Eu já não via há muito tempo a Vanessa e, confesso, começava a sentir a falta. Ela tinha-me deixado de falar porque critiquei de uma forma excessivamente dura a mais recente criatura com quem ela andava a sair. E ainda por cima chamei-lhe estúpida. Eu sei que foi a receita para o desastre.
– Fogo, Vanessa, só te metes com malucos!!! Quando é que vais parar com isso?
– Na realidade, não sei parar. É o processo dos alcoólicos. Começam a beber e vão por aí fora.
– Isso é uma comparação estúpida, disse-lhe eu, que estava num dia de pouca sensibilidade para com as emoções alheias.
– Não é estúpida. Eu sou um bocadinho viciada em malucos. Se tu fumas e não consegues parar, como é possível que não entendas que eu continue a sair com malucos? É assim tão estranho? Não consigo parar, pronto!! Acho uma coisa relativamente normal.
Desta vez o maluco era mais maluco do que o costume e, sinceramente, eu não achei bem. Em nome de vários princípios, o primeiro dos quais a sanidade mental, acho que uma pessoa deve fazer tudo para evitar a companhia de malucos da mesma maneira que deve ser moderada no consumo do álcool. Do tabaco não posso falar com autoridade, mas evito os fritos. Fritos, bebidas brancas e malucos. Por que raio a Vanessa não consegue evitar sair com malucos?

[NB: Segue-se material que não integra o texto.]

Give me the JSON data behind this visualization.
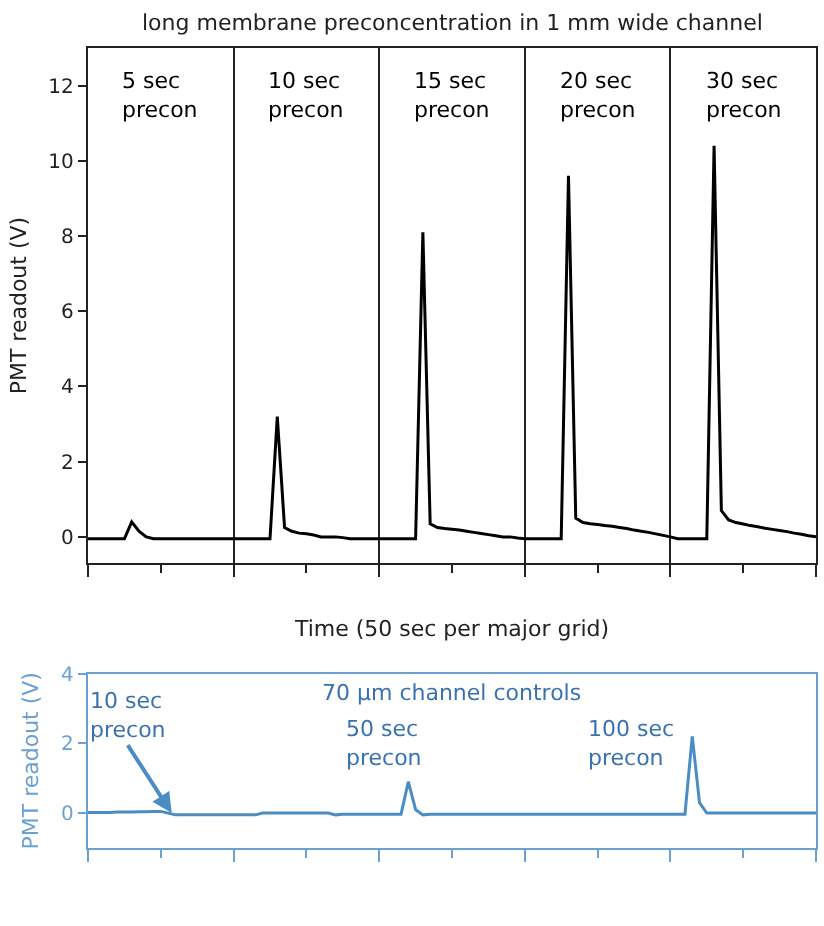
{
  "chart_data": [
    {
      "type": "line",
      "title": "long membrane preconcentration in 1 mm wide channel",
      "xlabel": "Time (50 sec per major grid)",
      "ylabel": "PMT readout (V)",
      "categories": [
        null,
        null,
        null,
        null,
        null,
        null,
        null,
        null,
        null,
        null,
        null,
        null,
        null,
        null,
        null,
        null,
        null,
        null,
        null,
        null,
        null,
        null,
        null,
        null,
        null,
        null,
        null,
        null,
        null,
        null,
        null,
        null,
        null,
        null,
        null,
        null,
        null,
        null,
        null,
        null,
        null,
        null,
        null,
        null,
        null,
        null,
        null,
        null,
        null,
        null,
        null,
        null,
        null,
        null,
        null,
        null,
        null,
        null,
        null,
        null,
        null,
        null,
        null,
        null,
        null,
        null,
        null,
        null,
        null,
        null,
        null,
        null,
        null,
        null,
        null,
        null,
        null,
        null,
        null,
        null,
        null,
        null,
        null,
        null,
        null,
        null,
        null,
        null,
        null,
        null,
        null,
        null,
        null,
        null,
        null,
        null,
        null,
        null,
        null,
        null,
        null
      ],
      "ylim": [
        -0.7,
        13
      ],
      "yticks": [
        0,
        2,
        4,
        6,
        8,
        10,
        12
      ],
      "tick_labels": "y",
      "grid": "x",
      "annotations": [
        "5 sec\nprecon",
        "10 sec\nprecon",
        "15 sec\nprecon",
        "20 sec\nprecon",
        "30 sec\nprecon"
      ],
      "series": [
        {
          "color": "#000000",
          "values": [
            -0.05,
            -0.05,
            -0.05,
            -0.05,
            -0.05,
            -0.05,
            0.4,
            0.15,
            0.0,
            -0.05,
            -0.05,
            -0.05,
            -0.05,
            -0.05,
            -0.05,
            -0.05,
            -0.05,
            -0.05,
            -0.05,
            -0.05,
            -0.05,
            -0.05,
            -0.05,
            -0.05,
            -0.05,
            -0.05,
            3.2,
            0.25,
            0.15,
            0.1,
            0.08,
            0.05,
            0.0,
            0.0,
            0.0,
            -0.02,
            -0.05,
            -0.05,
            -0.05,
            -0.05,
            -0.05,
            -0.05,
            -0.05,
            -0.05,
            -0.05,
            -0.05,
            8.1,
            0.35,
            0.25,
            0.22,
            0.2,
            0.18,
            0.15,
            0.12,
            0.09,
            0.06,
            0.03,
            0.0,
            0.0,
            -0.03,
            -0.05,
            -0.05,
            -0.05,
            -0.05,
            -0.05,
            -0.05,
            9.6,
            0.5,
            0.38,
            0.35,
            0.33,
            0.3,
            0.28,
            0.25,
            0.22,
            0.18,
            0.15,
            0.12,
            0.08,
            0.04,
            0.0,
            -0.05,
            -0.05,
            -0.05,
            -0.05,
            -0.05,
            10.4,
            0.7,
            0.45,
            0.38,
            0.34,
            0.3,
            0.27,
            0.23,
            0.2,
            0.17,
            0.14,
            0.1,
            0.07,
            0.03,
            0.0
          ]
        }
      ]
    },
    {
      "type": "line",
      "ylabel": "PMT readout (V)",
      "categories": [
        null,
        null,
        null,
        null,
        null,
        null,
        null,
        null,
        null,
        null,
        null,
        null,
        null,
        null,
        null,
        null,
        null,
        null,
        null,
        null,
        null,
        null,
        null,
        null,
        null,
        null,
        null,
        null,
        null,
        null,
        null,
        null,
        null,
        null,
        null,
        null,
        null,
        null,
        null,
        null,
        null,
        null,
        null,
        null,
        null,
        null,
        null,
        null,
        null,
        null,
        null,
        null,
        null,
        null,
        null,
        null,
        null,
        null,
        null,
        null,
        null,
        null,
        null,
        null,
        null,
        null,
        null,
        null,
        null,
        null,
        null,
        null,
        null,
        null,
        null,
        null,
        null,
        null,
        null,
        null,
        null,
        null,
        null,
        null,
        null,
        null,
        null,
        null,
        null,
        null,
        null,
        null,
        null,
        null,
        null,
        null,
        null,
        null,
        null,
        null,
        null
      ],
      "ylim": [
        -1,
        4
      ],
      "yticks": [
        0,
        2,
        4
      ],
      "tick_labels": "y",
      "annotations": [
        "70 μm channel controls",
        "10 sec\nprecon",
        "50 sec\nprecon",
        "100 sec\nprecon"
      ],
      "series": [
        {
          "color": "#4a8cc4",
          "values": [
            0.02,
            0.02,
            0.02,
            0.02,
            0.03,
            0.03,
            0.03,
            0.04,
            0.04,
            0.05,
            0.05,
            0.0,
            -0.05,
            -0.05,
            -0.05,
            -0.05,
            -0.05,
            -0.05,
            -0.05,
            -0.05,
            -0.05,
            -0.05,
            -0.05,
            -0.05,
            0.0,
            0.0,
            0.0,
            0.0,
            0.0,
            0.0,
            0.0,
            0.0,
            0.0,
            0.0,
            -0.05,
            -0.03,
            -0.03,
            -0.03,
            -0.03,
            -0.03,
            -0.03,
            -0.03,
            -0.03,
            -0.03,
            0.9,
            0.1,
            -0.05,
            -0.03,
            -0.03,
            -0.03,
            -0.03,
            -0.03,
            -0.03,
            -0.03,
            -0.03,
            -0.03,
            -0.03,
            -0.03,
            -0.03,
            -0.03,
            -0.03,
            -0.03,
            -0.03,
            -0.03,
            -0.03,
            -0.03,
            -0.03,
            -0.03,
            -0.03,
            -0.03,
            -0.03,
            -0.03,
            -0.03,
            -0.03,
            -0.03,
            -0.03,
            -0.03,
            -0.03,
            -0.03,
            -0.03,
            -0.03,
            -0.03,
            -0.03,
            2.2,
            0.3,
            0.0,
            0.0,
            0.0,
            0.0,
            0.0,
            0.0,
            0.0,
            0.0,
            0.0,
            0.0,
            0.0,
            0.0,
            0.0,
            0.0,
            0.0,
            0.0
          ]
        }
      ]
    }
  ]
}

– Pá, uma pessoa que não se protege dos malucos é muito estúpida.
Era a segunda vez que eu usava a palavra “estúpida”, mas desta vez ela ofendeu-se de morte. Que eu era amiga dela e lhe tinha chamado estúpida. Que não podia ser. Que isto já tinha acontecido uma vez há 20 anos e ela tinha desculpado mas agora não.
– Estúpida és tu!
E foi depois disto que a Vanessa deixou de me atender o telefone. Num primeiro momento, senti a coisa como uma espécie de alívio. Depois tive sentimentos de culpa por estar a sentir uma espécie de alívio. Mas eu não tenho nenhuma razão para ter sentimentos de culpa: a Vanessa cansa-me, é um fardo que eu carrego comigo pela vida desde o princípio da idade adulta. Um corte de relações, ainda por cima decidido por ela, vinha mesmo a calhar. Mas depois tive outra vez sentimentos de culpa. No fundo, ela é minha amiga. Esteve comigo em péssimos momentos, naqueles em que só aparecem os “happy few” ou mais apropriadamente os “sad few”. Esteve lá sempre.
Ontem, um mês depois do amuo, decidi telefonar-lhe outra vez. Desta vez, atendeu.
– Então, novidades?
– Mandei passear o maluco!
– Que grande notícia, Vanessa!
– Talvez tivesses alguma razão, lá no fundo.
– E agora?
– Decidi apostar mais nas relações platónicas altamente tórridas. Lembras-te do Zé Manel? Ultimamente tenho ido almoçar mais vezes com ele.
– E que tal?
– Não há sexo, mas é muito bom. Eu e o Zé Manel temos uma relação fabulosa há muitos anos. Uma coisa assim não consumada. Descobri agora que existem relações platónicas altamente tórridas.
– Nunca tinha ouvido falar disso (é mentira, tinha ouvido mas dava-lhe outro nome).
– A sério? Não sabes o que perdes. As relações platónicas altamente tórridas são um mundo quase perfeito. Há sedução e não há chatices. Evita-se o mau sexo.
– Mas não se faz sexo.
– Pior que não haver sexo é o mau sexo. As relações platónicas altamente tórridas criam toda uma atmosfera e impedem o pior. São relações excitantes, mas seguras. E sabes uma coisa? Há muito tempo que não me sentia tão feliz.